The maxwellian argument and the nonlinear argument are two different lines of reasoning.

I'm not saying that it's only in practice that complex systems are inseparable, I'm proposing that it's in principle. That's why I'm using mathematics to illustrate the point.

That they're nonlinear and complex is sufficient, and also, remember, I'm not claiming nonlinear systems are required for consciousness (as I've already said) just that the thought experiment narrows it's scope to linear systems and that neurons exhibit nonlinear behavior (just like the rest of the world does).

The concept that nonlinear phenomena are "those for which the whole is greater than the sum of its parts" and thus aren't seperable has been appealed to by a few scientists and philosophers but that argument hasn’t been widely accepted

And as I've already demonstrated, nonlinear phenomena formally only says "the whole doesn't need to be equal to the sum" and I've shown what exactly that means mathematically. It's quite obvious (from a function variable standpoint) how the variables, being acted on by the function, are not separable because of the nonlinearity.

Linearity literally allows us to reduce problems to their components, and this exactly falls out of the superposition (the function performed on each is the same as the function performed on all in a linear case).

To show separability, we only need to show that within a given volume of space, and over some time interval dt (ie: a spacetime region R), the gravitational field within that volume of space is identical to the gravitational field in another volume of space within a different n-body system. That is, if we find some spacetime region R1 within an n-body system that is identical with some other spacetime region R(identical), then we’ve shown separability in the sense that Zuboff is suggesting. These two regions of space undergo identical physical state changes over that time interval dt, despite the two being in different systems. Note here that Zuboff’s notion of separability is not just that physical processes supervene only on the measurable physical properties within some spacetime region R, but also that those physical processes can be duplicated within an identical spacetime region R(identical) without having R(identical) be part of the same overall physical process. In other words, the neuron in one system can be duplicated in another system. We might imagine those two neurons going through identical changes in state because the causal influences on them are identical which is just one way to understand what the story is about and what the problem is that we need to resolve.

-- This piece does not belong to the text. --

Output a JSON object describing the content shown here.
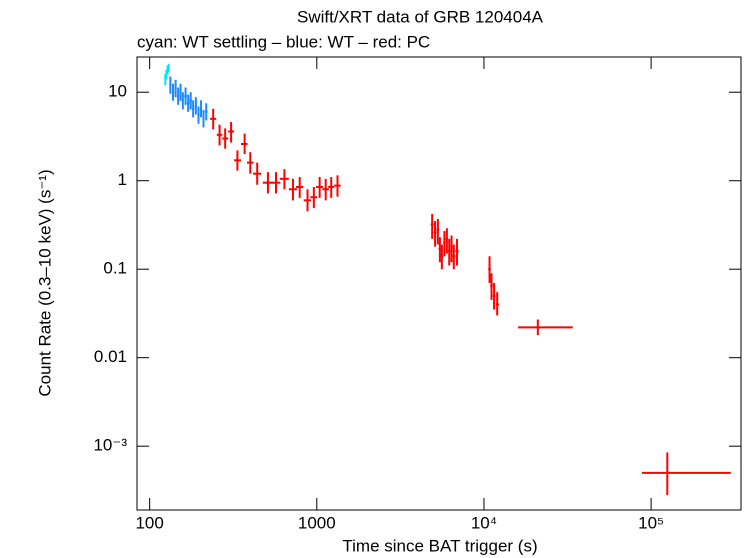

But this is not what's being argued. One neuron in one system can be made to behave the same way in another system, that's not what's being contested. From the discussion by apeiron and I above, my claim is that a system of N coupled bodies (or neurons) is not the same as a system of N independent neurons, all exhibiting the same behavior independent of each other (i.e., no causal connection).

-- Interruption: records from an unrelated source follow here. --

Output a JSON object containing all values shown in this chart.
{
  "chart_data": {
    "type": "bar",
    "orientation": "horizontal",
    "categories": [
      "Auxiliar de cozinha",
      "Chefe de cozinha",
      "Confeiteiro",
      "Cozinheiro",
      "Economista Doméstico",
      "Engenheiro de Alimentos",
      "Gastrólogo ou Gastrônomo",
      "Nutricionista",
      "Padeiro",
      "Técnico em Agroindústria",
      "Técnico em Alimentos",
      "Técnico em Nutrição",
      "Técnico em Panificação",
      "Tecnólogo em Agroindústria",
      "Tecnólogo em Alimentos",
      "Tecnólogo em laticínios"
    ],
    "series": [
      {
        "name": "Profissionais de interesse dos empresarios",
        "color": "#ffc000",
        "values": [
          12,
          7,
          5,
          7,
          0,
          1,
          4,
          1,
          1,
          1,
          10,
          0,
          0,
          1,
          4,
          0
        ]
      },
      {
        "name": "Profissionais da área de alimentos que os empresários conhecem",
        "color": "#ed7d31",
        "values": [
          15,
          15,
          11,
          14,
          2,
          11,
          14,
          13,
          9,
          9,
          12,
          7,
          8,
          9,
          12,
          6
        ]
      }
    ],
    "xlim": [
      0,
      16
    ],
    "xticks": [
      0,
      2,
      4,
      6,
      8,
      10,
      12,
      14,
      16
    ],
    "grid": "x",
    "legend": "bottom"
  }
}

This seems to be reminding me of counterfactual states now. If an experimenter were to come in and probe one neuron to see how another acted, he wouldn't be able to find any causal relationship. The input and the output would appear to be completely random to him (and it may as well be, since the IC's can't predict the experimenters motives or else it would be a causal connection).

This would be a different result from if the experimenter ran the tests on the causally connected neurons. He would be able to find a consistent relationship between the input of neuron 1 and the output of neuron N.